A Russian ice hockey player suspected of spying for Russia has been arrested in Poland, where he was playing at the national championship, the government announced on Friday, sparking “strong protest” from Moscow.
“The arrested man is a professional athlete from a premier league ice hockey club,” the government added in a statement, without giving his name. Since 2021 he lived in Poland.
“On the territory of Poland, he carried out foreign intelligence tasks, in particular the identification of sensitive infrastructure in several voivodeships (administrative districts, editor’s note)”, the government press release says.
The Russian national was arrested on June 11 in the Silesian Voivodeship in southern Poland, the same source said, without giving details of the hockey team the man played for.
According to prosecutors, this is the 14th person arrested as part of an investigation into a “spy network collaborating with the Russian secret services”.
Moscow expressed its “strong protest” against these arrests. “We demand that Russia be informed immediately and comprehensively,” said Russian foreign policy spokeswoman Maria Zakharova.

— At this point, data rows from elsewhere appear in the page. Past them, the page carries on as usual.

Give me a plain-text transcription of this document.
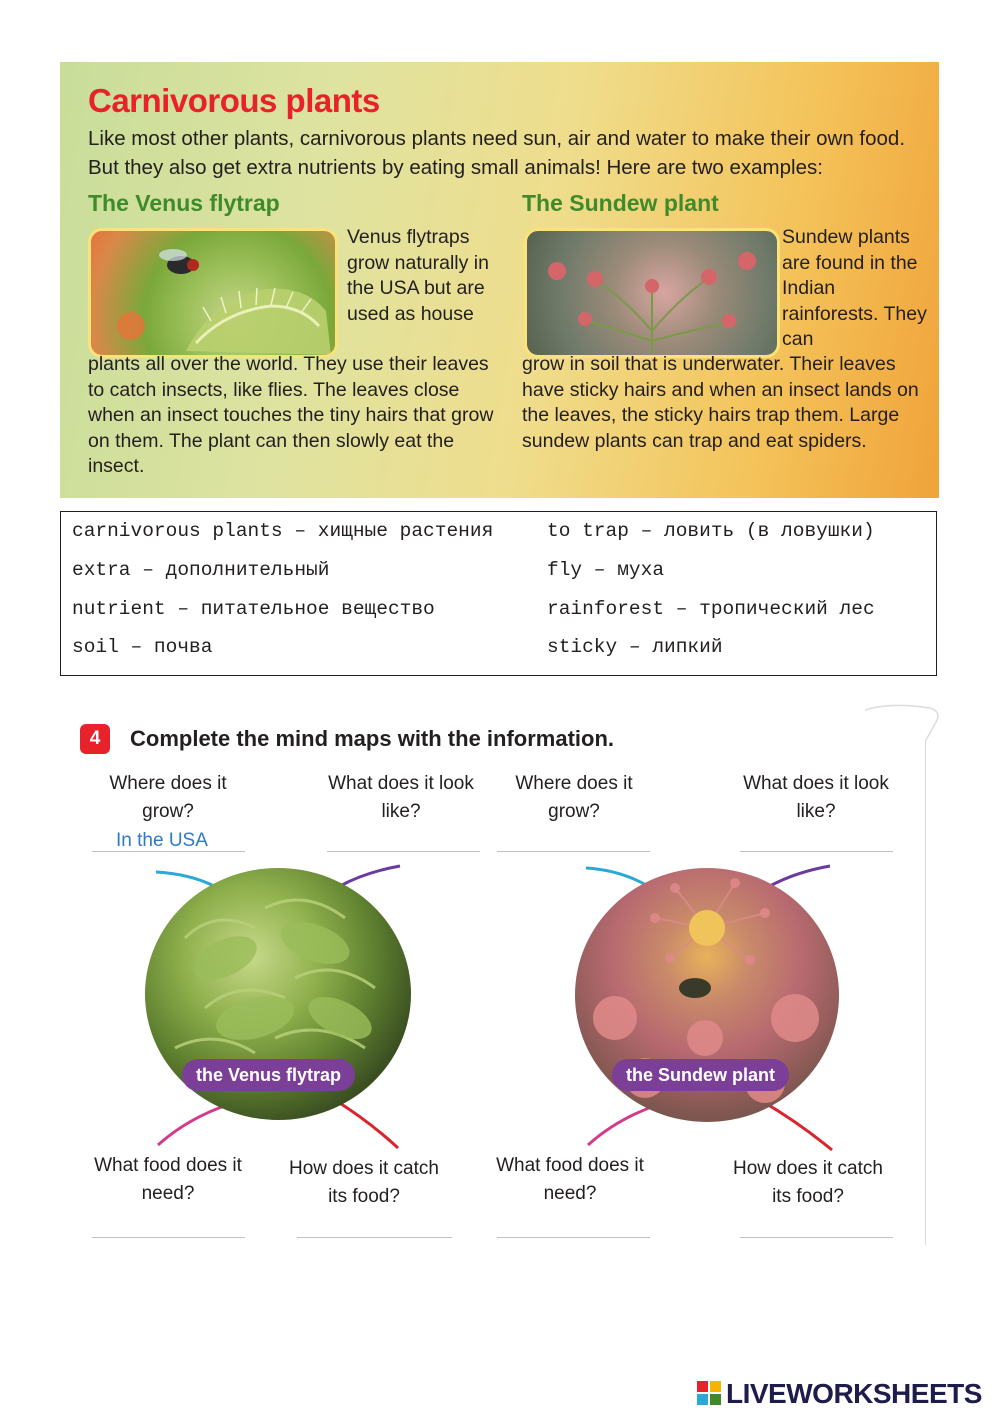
Carnivorous plants
Like most other plants, carnivorous plants need sun, air and water to make their own food. But they also get extra nutrients by eating small animals! Here are two examples:
The Venus flytrap	The Sundew plant
Venus flytraps grow naturally in the USA but are used as house
Sundew plants are found in the Indian rainforests. They can
plants all over the world. They use their leaves to catch insects, like flies. The leaves close when an insect touches the tiny hairs that grow on them. The plant can then slowly eat the insect.
grow in soil that is underwater. Their leaves have sticky hairs and when an insect lands on the leaves, the sticky hairs trap them. Large sundew plants can trap and eat spiders.
carnivorous plants – хищные растения
extra – дополнительный
nutrient – питательное вещество
soil – почва
to trap – ловить (в ловушки)
fly – муха
rainforest – тропический лес
sticky – липкий
4	Complete the mind maps with the information.
Where does it grow?
In the USA
What does it look like?
the Venus flytrap
What food does it need?
How does it catch its food?
Where does it grow?
What does it look like?
the Sundew plant
What food does it need?
How does it catch its food?
LIVEWORKSHEETS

The Russian embassy in Poland said it had “sent a notice to the Polish Ministry of Foreign Affairs asking it (…) to inform it of the allegations made against the arrested ice hockey player.”
“So far, the Russian embassies and consulates in Poland have not received any official information from the relevant Polish authorities on this issue,” she complained.
According to a statement by the Polish prosecutor’s office, the 14 arrested Russians were “carrying out intelligence and propaganda activities against Poland”.
The Polish government assured that one of the groups’ tasks was to “monitor the railway lines” and spread “propaganda against NATO, Poland and the policies of the Polish government”.
Asked about the issue on Friday, Kremlin spokesman Dmitry Peskov regretted “the very, very difficult work” of the Russian diplomatic mission in Warsaw, “due to the Russophobic attitude” of the Polish authorities.